Natural magnets are composed of the substances created by nature, which have the property of attraction. The earth itself is considered to be the biggest natural magnet. Some other natural magnets are iron ore, magnetite and other iron-pyrites, etc. These magnets are composed of iron and oxygen and also have the property of attracting iron filings.
The force of these natural magnets cannot be increased or decreased as per one's wish or requirement. It remains the same always. Therefore, the use of the natural magnets is very restricted.
The man-made magnets are known as artificial magnets. The force of the artificial magnets can be increased or decreased at different degrees and can be manufactured in various designs. The artificial magnets can again be divided into two main categories: Electromagnets and Permanent magnets.

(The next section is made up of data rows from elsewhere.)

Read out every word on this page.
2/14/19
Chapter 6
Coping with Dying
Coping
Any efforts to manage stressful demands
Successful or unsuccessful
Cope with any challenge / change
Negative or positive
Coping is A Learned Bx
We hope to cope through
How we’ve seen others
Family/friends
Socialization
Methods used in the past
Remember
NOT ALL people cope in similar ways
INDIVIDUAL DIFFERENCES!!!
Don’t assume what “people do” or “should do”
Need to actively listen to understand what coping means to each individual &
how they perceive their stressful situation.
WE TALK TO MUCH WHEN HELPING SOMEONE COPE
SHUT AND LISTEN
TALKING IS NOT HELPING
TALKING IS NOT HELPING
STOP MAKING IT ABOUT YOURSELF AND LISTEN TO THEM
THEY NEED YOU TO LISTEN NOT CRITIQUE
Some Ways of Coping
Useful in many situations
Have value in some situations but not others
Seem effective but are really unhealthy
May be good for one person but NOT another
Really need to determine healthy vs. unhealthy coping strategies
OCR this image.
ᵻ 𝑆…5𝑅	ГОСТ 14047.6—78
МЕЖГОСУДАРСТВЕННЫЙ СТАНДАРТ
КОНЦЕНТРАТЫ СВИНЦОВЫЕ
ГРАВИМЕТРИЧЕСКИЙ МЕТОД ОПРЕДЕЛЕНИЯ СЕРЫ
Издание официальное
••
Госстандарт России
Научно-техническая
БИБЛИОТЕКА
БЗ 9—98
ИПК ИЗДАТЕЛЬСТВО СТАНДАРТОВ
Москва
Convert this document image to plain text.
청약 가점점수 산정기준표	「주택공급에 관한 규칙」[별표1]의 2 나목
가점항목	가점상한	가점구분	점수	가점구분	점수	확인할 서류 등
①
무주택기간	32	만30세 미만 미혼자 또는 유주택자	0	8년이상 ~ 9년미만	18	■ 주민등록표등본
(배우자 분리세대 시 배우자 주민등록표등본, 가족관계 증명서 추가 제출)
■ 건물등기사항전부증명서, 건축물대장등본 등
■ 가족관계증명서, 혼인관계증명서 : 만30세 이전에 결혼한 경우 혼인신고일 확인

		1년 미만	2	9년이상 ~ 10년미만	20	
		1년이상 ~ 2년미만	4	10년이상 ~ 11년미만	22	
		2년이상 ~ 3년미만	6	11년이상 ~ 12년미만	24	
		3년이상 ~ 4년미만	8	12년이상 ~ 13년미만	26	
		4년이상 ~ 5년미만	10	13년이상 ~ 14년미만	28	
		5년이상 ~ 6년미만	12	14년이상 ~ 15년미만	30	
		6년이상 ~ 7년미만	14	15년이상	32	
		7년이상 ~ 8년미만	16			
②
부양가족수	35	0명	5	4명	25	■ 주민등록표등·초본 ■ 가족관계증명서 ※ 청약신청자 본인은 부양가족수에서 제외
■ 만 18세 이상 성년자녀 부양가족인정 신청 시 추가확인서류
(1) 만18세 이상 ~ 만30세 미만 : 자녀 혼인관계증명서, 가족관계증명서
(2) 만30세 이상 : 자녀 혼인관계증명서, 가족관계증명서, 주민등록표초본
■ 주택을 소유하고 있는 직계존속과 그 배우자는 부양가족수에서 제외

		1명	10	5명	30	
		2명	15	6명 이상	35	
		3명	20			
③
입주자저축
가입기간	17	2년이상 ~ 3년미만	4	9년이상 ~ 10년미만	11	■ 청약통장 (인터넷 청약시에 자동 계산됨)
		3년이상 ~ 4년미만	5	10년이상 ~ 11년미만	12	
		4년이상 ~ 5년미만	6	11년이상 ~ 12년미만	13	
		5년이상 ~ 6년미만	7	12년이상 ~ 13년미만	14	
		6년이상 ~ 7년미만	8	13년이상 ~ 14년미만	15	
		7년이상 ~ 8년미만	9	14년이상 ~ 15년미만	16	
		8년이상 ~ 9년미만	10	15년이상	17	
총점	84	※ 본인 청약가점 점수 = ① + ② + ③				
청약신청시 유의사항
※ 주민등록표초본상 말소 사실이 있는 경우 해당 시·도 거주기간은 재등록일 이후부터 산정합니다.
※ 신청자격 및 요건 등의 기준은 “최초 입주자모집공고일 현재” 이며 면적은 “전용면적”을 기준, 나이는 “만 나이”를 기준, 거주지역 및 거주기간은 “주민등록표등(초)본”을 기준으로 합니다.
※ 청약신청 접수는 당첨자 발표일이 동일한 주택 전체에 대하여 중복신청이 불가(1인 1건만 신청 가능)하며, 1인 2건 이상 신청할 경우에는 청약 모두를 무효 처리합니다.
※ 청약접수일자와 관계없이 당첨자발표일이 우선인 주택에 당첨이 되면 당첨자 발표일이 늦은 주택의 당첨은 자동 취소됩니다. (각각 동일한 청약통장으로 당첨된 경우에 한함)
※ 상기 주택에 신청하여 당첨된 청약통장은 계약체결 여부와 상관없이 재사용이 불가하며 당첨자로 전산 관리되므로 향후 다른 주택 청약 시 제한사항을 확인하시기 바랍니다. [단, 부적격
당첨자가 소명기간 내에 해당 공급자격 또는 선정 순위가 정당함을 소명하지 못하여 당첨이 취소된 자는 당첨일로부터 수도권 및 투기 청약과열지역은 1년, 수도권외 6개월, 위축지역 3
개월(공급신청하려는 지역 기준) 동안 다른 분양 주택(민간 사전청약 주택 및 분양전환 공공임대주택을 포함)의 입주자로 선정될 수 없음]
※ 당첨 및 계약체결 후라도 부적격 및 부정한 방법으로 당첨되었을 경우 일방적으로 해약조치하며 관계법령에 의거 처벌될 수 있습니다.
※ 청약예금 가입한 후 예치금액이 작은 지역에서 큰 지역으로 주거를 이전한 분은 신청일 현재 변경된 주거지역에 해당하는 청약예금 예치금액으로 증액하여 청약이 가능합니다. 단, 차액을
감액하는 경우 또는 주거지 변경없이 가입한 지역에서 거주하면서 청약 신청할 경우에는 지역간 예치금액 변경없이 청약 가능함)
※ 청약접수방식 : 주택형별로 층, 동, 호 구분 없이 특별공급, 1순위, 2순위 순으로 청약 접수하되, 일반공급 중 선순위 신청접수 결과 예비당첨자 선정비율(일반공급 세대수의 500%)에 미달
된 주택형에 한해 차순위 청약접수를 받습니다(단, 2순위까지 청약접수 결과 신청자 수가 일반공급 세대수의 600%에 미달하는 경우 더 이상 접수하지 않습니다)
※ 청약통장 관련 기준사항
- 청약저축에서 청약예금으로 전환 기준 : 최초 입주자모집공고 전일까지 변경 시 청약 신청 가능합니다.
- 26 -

Electromagnets- The electromagnets work when electricity is applied to them and without electricity they have no power of their own to act. These magnets are extremely strong as they are composed by placing a metal core inside a coil of wire carrying an electric current. Electromagnets are most useful when a magnet must be switched on and off. The ideal example is the large cranes used to lift cables and rods in construction.
Permanent Magnets - The permanent magnets remain permanently magnetised once they are charged with electric current and can be used without electricity applied to them every time they are put to use. The permanent magnets do not lose their magnetism if they are properly preserved with keepers attached to them for many years. These magnets are usually composed of ferromagnetic material that comprises of atoms and molecules that each have a magnetic field and are positioned to reinforce each other. An everyday example is the magnet on refrigerator which is used to hold notes on a refrigerator door.
Permanent magnets are further classified into four types based on their composition including 'Neodymium Iron Boron', 'Samarium Cobalt', 'Alnico' and 'Ceramic' or 'Ferrite'.